Sunday, October 14, 2012

Chambord Creme Brulee



Misc. Sources

Makes 4-6 servings

    3 cups half and half or heavy cream                            
    2 ounces chambord                                              
    1/2 cup sugar                                                  
    3 eggs                                                         
    2 egg yolk                                                     
    1 teaspoon vanilla extract                                     
    Confectioners' sugar for dusting
                               

Pre-heat oven to 300'F. Heat half & half in heavy sauce pan over medium-low heat just to the boiling point. Mix sugar, eggs and egg yolks together in large bowl until light and frothy. Slowly whisk hot half & half into egg mixture; strain the mixture back into the saucepan. Using a wooden spoon; stir the mixture over low heat until it just coats the back of the wooden spoon. Add the Chambord and vanilla extract.

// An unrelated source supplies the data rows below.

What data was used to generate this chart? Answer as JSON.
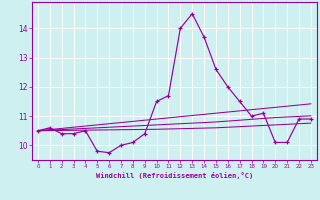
{
  "xlabel": "Windchill (Refroidissement éolien,°C)",
  "background_color": "#cef0f0",
  "line_color": "#990099",
  "grid_color": "#ffffff",
  "xlim": [
    -0.5,
    23.5
  ],
  "ylim": [
    9.5,
    14.9
  ],
  "yticks": [
    10,
    11,
    12,
    13,
    14
  ],
  "xticks": [
    0,
    1,
    2,
    3,
    4,
    5,
    6,
    7,
    8,
    9,
    10,
    11,
    12,
    13,
    14,
    15,
    16,
    17,
    18,
    19,
    20,
    21,
    22,
    23
  ],
  "series": {
    "windchill": [
      10.5,
      10.6,
      10.4,
      10.4,
      10.5,
      9.8,
      9.75,
      10.0,
      10.1,
      10.4,
      11.5,
      11.7,
      14.0,
      14.5,
      13.7,
      12.6,
      12.0,
      11.5,
      11.0,
      11.1,
      10.1,
      10.1,
      10.9,
      10.9
    ],
    "temp1": [
      10.5,
      10.54,
      10.58,
      10.62,
      10.66,
      10.7,
      10.74,
      10.78,
      10.82,
      10.86,
      10.9,
      10.94,
      10.98,
      11.02,
      11.06,
      11.1,
      11.14,
      11.18,
      11.22,
      11.26,
      11.3,
      11.34,
      11.38,
      11.42
    ],
    "temp2": [
      10.5,
      10.52,
      10.54,
      10.56,
      10.58,
      10.6,
      10.62,
      10.64,
      10.66,
      10.68,
      10.7,
      10.72,
      10.74,
      10.76,
      10.78,
      10.8,
      10.83,
      10.86,
      10.89,
      10.92,
      10.95,
      10.97,
      10.99,
      11.01
    ],
    "temp3": [
      10.5,
      10.505,
      10.51,
      10.515,
      10.52,
      10.525,
      10.53,
      10.535,
      10.54,
      10.545,
      10.55,
      10.56,
      10.57,
      10.58,
      10.59,
      10.6,
      10.62,
      10.64,
      10.66,
      10.68,
      10.7,
      10.72,
      10.74,
      10.76
    ]
  }
}
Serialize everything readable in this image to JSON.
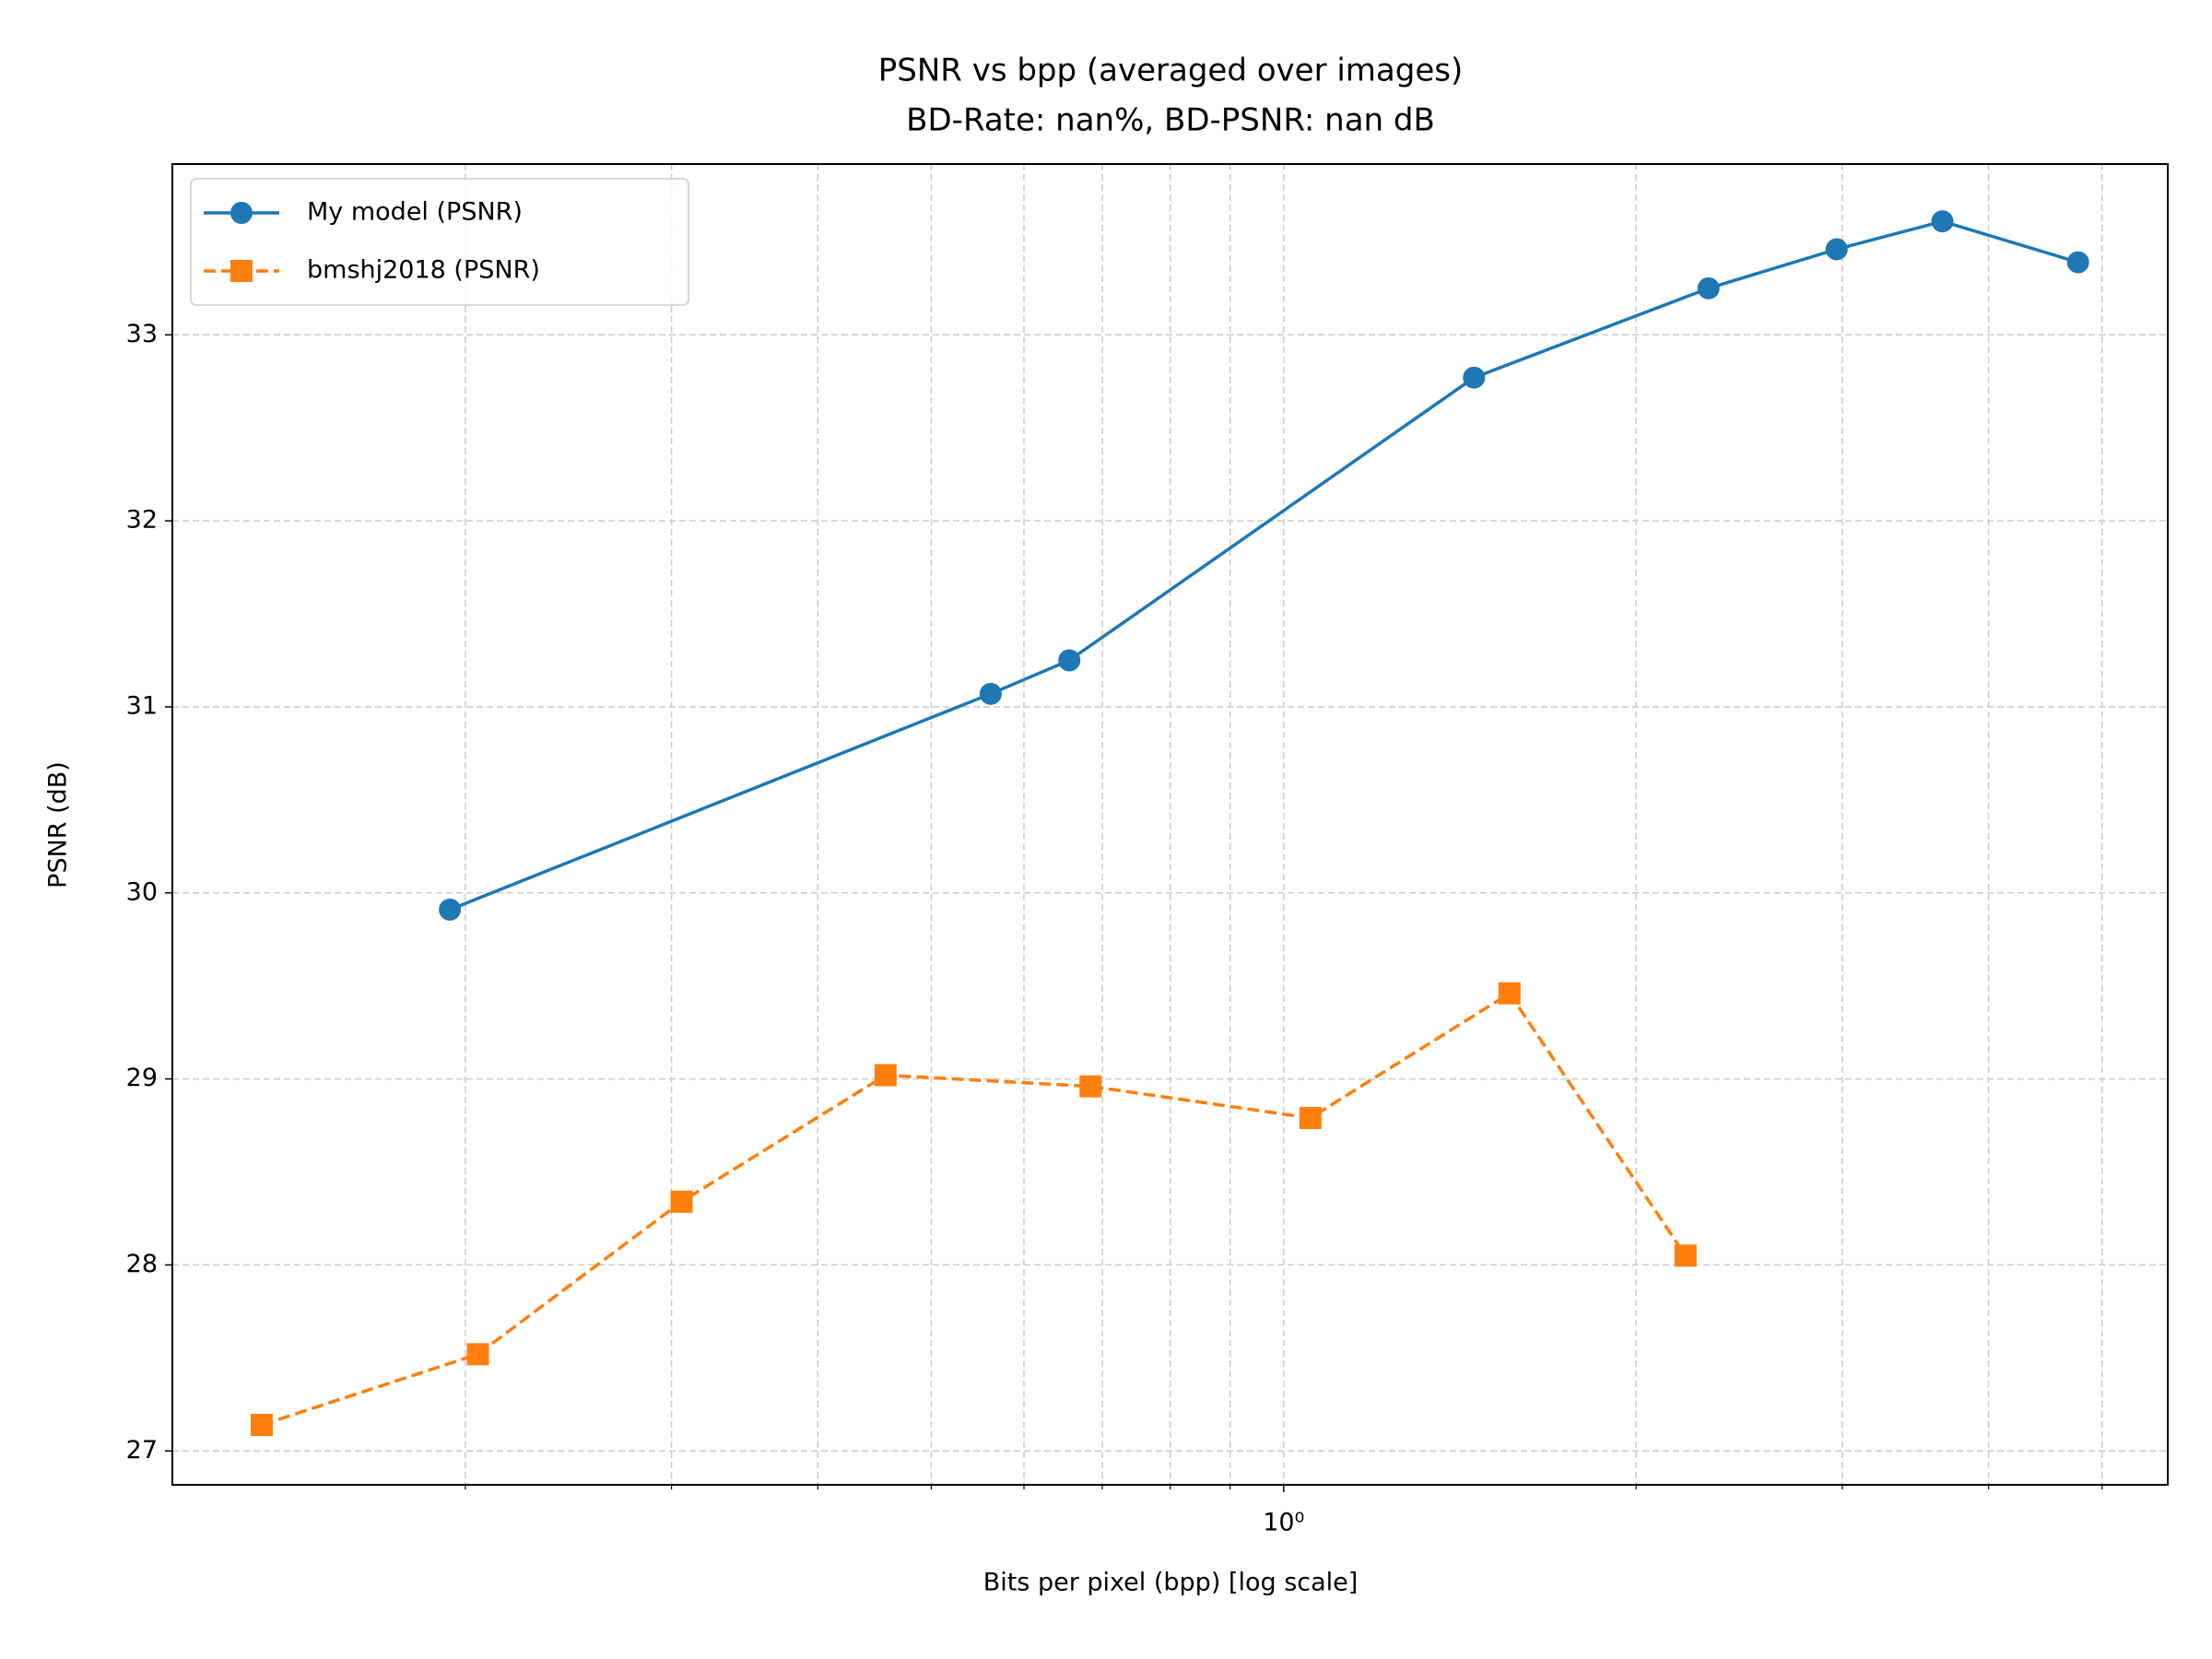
{
  "chart_data": {
    "type": "line",
    "title": "PSNR vs bpp (averaged over images)",
    "subtitle": "BD-Rate: nan%, BD-PSNR: nan dB",
    "x_label": "Bits per pixel (bpp) [log scale]",
    "y_label": "PSNR (dB)",
    "x_scale": "log",
    "grid": true,
    "legend": "upper left",
    "xlim": [
      0.1124,
      5.69
    ],
    "ylim": [
      26.818,
      33.918
    ],
    "xticks": [
      {
        "value": 1,
        "label": "10⁰"
      }
    ],
    "xminorticks": [
      0.2,
      0.3,
      0.4,
      0.5,
      0.6,
      0.7,
      0.8,
      0.9,
      2,
      3,
      4,
      5
    ],
    "yticks": [
      27,
      28,
      29,
      30,
      31,
      32,
      33
    ],
    "series": [
      {
        "name": "My model (PSNR)",
        "color": "#1f77b4",
        "marker": "circle",
        "dash": "solid",
        "x": [
          0.194,
          0.562,
          0.656,
          1.454,
          2.306,
          2.967,
          3.653,
          4.77
        ],
        "values": [
          29.91,
          31.07,
          31.25,
          32.77,
          33.25,
          33.46,
          33.61,
          33.39
        ]
      },
      {
        "name": "bmshj2018 (PSNR)",
        "color": "#ff7f0e",
        "marker": "square",
        "dash": "dashed",
        "x": [
          0.134,
          0.205,
          0.306,
          0.457,
          0.684,
          1.054,
          1.559,
          2.204
        ],
        "values": [
          27.14,
          27.52,
          28.34,
          29.02,
          28.96,
          28.79,
          29.46,
          28.05
        ]
      }
    ]
  }
}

Divide the mixture evenly into 4-6 ramekins. Place ramekins into baking dish. Fill baking dish with water 2/3 of the way up the sides of the ramekins. Place dish in oven and bake until skewer inserted in the center comes out clean, approximately 35 to 40 minutes. Remove ramekins from water bath and allow to cool slightly. Then cover and refrigerate until chilled, approximately 2 hours.

Presentation: Pre-heat broiler. Sift a layer of confectioners' sugar over top of creme brulee and place under broiler until sugar caramelizes, 2 to 4 minutes. Serve immediately.

Garnish with fresh raspberry and mint leaves.